Subito la condusse in casa di sua moglie, dove la lasciò ad abbracciare i suoi bimbi e a piangere con essi, e se n’andò a cucinar la cervetta che l’orca mangiò a cena col medesimo gusto che se fosse stata la principessa. Era contentissima della sua crudeltà, e si preparava a dire al re, quando fosse tornato, che i lupi arrabbiati avevano divorato la regina consorte e i due piccini.

Una sera che gironzolava, come al solito, per i cortili del castello per fiutare qua o là della carne fresca, udì di dentro a una camera a terreno il piccolo Giorno che piangeva perché la mamma lo voleva far frustare per una cattiveria da lui commessa, e udì pure la piccola Aurora che implorava perdono per il fratello. L’orca riconobbe la voce della principessa e dei bimbi, andò su tutte le furie per l’inganno patito, e ordinò la mattina appresso con quella voce spaventosa che tutti faceva tremare, che si portasse nel bel mezzo del cortile una grande tinozza. Fece poi riempire questa di rospi, vipere, bisce e serpenti, perché la principessa e i bimbi vi fossero gettati, non che mastro Simone, sua moglie e la serva. Aveva dato ordine di menarli tutti con le mani legate dietro la schiena.

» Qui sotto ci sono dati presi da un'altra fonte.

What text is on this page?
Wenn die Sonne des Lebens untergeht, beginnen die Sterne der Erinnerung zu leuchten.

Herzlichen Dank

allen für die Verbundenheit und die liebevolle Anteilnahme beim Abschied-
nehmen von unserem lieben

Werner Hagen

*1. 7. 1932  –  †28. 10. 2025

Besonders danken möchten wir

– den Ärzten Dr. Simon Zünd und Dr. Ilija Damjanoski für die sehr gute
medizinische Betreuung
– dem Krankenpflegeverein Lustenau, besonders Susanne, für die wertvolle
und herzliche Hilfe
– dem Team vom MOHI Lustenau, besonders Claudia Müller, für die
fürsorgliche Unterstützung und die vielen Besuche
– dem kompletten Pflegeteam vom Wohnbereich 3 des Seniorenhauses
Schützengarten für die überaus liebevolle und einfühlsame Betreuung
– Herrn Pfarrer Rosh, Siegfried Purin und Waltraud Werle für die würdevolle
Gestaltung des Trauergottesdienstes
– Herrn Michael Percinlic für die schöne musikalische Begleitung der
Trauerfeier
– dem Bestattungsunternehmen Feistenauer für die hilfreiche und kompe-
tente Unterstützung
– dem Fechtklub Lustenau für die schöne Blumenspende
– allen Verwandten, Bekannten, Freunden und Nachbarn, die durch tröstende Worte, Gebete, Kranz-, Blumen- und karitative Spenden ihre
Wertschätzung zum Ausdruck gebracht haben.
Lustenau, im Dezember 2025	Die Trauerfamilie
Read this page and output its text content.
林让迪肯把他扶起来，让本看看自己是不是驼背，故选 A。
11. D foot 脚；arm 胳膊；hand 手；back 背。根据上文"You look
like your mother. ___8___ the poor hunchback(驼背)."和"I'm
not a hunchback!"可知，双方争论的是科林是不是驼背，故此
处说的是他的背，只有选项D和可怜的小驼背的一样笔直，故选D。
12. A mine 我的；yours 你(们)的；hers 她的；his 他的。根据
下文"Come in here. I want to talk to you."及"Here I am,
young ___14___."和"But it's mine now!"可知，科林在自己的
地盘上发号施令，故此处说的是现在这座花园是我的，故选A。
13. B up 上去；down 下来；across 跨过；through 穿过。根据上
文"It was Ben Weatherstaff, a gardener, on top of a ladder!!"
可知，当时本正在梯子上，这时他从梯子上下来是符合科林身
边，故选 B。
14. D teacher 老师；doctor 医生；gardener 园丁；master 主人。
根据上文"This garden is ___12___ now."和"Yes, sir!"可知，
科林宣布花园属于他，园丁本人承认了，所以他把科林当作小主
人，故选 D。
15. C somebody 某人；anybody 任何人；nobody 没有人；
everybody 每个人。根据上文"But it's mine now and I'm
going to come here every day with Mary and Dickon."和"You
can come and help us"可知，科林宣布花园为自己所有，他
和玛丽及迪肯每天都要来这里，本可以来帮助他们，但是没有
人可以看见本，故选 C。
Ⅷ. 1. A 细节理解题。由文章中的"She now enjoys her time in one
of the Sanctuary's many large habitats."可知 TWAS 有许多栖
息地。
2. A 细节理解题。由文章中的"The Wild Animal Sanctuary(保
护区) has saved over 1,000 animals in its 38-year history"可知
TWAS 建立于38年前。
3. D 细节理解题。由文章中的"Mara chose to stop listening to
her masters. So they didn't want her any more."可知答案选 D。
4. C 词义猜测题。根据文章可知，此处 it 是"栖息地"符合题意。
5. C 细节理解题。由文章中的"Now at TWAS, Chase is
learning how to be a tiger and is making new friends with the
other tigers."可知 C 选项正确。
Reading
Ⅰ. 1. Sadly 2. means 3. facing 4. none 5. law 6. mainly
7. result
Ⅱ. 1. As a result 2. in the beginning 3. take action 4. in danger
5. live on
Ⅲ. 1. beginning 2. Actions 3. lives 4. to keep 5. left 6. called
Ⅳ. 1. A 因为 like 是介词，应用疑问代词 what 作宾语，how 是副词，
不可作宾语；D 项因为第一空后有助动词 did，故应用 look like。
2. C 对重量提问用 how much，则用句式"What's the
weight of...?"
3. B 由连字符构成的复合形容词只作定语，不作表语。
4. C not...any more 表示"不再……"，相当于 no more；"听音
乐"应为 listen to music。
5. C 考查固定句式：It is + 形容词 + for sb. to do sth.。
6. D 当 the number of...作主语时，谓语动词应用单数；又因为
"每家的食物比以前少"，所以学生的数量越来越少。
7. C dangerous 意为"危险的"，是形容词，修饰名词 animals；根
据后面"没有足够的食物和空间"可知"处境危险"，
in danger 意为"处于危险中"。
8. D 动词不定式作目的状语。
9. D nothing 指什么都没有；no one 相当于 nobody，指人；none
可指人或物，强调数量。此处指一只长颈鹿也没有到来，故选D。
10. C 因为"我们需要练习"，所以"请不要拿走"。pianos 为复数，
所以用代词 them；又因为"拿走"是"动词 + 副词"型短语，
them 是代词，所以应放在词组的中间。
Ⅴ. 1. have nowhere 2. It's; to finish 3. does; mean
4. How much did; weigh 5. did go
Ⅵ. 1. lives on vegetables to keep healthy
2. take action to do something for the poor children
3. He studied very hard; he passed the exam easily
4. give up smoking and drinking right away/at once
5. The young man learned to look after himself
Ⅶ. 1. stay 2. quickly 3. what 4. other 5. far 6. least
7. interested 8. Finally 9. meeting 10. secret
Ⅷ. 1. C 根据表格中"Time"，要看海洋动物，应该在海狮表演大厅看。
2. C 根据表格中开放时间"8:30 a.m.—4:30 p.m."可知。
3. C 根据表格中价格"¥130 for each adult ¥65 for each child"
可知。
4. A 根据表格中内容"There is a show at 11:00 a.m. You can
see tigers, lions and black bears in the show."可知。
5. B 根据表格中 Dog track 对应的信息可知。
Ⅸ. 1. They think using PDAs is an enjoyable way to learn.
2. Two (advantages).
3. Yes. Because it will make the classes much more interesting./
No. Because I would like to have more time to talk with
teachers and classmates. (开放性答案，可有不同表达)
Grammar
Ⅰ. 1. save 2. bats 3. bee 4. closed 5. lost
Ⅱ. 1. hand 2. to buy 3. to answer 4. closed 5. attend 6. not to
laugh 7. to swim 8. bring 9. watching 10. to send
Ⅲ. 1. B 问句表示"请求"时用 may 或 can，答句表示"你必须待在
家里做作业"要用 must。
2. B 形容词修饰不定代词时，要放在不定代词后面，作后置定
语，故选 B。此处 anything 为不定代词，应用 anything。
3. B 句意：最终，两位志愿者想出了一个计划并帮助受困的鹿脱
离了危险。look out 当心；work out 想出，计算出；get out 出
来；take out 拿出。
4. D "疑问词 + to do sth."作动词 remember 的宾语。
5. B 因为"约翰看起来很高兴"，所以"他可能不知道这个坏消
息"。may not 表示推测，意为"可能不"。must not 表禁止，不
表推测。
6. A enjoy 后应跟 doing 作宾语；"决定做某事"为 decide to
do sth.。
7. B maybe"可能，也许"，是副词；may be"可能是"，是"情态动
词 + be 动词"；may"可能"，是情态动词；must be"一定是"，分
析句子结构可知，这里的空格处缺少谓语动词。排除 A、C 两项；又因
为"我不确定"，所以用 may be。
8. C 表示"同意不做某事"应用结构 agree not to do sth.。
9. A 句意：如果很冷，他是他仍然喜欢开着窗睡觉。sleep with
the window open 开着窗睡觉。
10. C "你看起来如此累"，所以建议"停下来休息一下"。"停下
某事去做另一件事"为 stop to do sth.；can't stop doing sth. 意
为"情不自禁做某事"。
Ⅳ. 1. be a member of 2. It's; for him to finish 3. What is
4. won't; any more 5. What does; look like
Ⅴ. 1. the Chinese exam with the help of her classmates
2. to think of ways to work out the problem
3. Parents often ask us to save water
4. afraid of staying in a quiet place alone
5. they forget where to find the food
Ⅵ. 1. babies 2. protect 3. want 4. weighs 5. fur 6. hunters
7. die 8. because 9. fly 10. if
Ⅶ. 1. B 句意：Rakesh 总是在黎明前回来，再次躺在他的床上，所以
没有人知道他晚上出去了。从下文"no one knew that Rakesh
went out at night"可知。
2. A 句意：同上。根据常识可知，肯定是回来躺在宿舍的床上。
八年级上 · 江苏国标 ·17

Erano già sul posto, e i carnefici si preparavano a gettarli nella tinozza, quando la principessa domandò in grazia che almeno le facessero sfogare il suo cordoglio; e l’orca, per malvagia che fosse, consentì. “Ahimè! ahimè!” proruppe la povera principessa; “debbo dunque morire così giovane? È vero che da molto sono al mondo; ma ho dormito cent’anni, e non è giusto che questi contino. Che dirai tu, che farai, povero principe, quando tornando qua non ti vedrai venire incontro per abbracciarti né il piccolo Giorno così grazioso né la piccola Aurora cosi carina, quando io stessa non vi sarò più? Se io piango, per te piango; tu ci vendicherai forse, ahimè! su te stesso. Sì, miserabili, che obbedite ad un’orca, il re vi farà tutti morire a fuoco lento.”

L’orca, udite queste parole che erano assai più di uno sfogo di cordoglio, urlò invasa dalla rabbia: “Obbedite, carnefici, e si getti all’istante nella tinozza questa ciarliera.” Subito si accostarono i carnefici alla principessa e l’afferrarono per la sottana; ma in quel punto stesso, il re, che non era così presto aspettato, entrò a cavallo nella corte. Aveva viaggiato con i rilievi di posta, e domandò stupito che cosa significava quell’orrendo spettacolo. Nessuno aveva coraggio di dirglielo, quando l’orca, arrabbiata di vedere quel che vedeva, si gettò da sé a capofitto nella tinozza, e fu in un attimo divorata dalle sozze bestie che vi aveva fatto mettere. Il re ne fu dispiacente; ma subito se ne consolò con la bella moglie e i figlioletti.

 

Morale

 

È cosa assai naturale aspettare un po’ di tempo per avere uno sposo ricco, valoroso, amabile e buono; ma aspettarlo cent’anni, dormendo sempre, non c’è donna oggi che se la senta.

La favola accenna anche a questo che spesso i dolci vincoli dell’amore non son meno dolci perché differiti, e che ad aspettare non ci si rimette nulla.

Ma le donne aspirano con tanto ardore alle nozze, ch’io non ho forza né coraggio di predicar loro questa morale.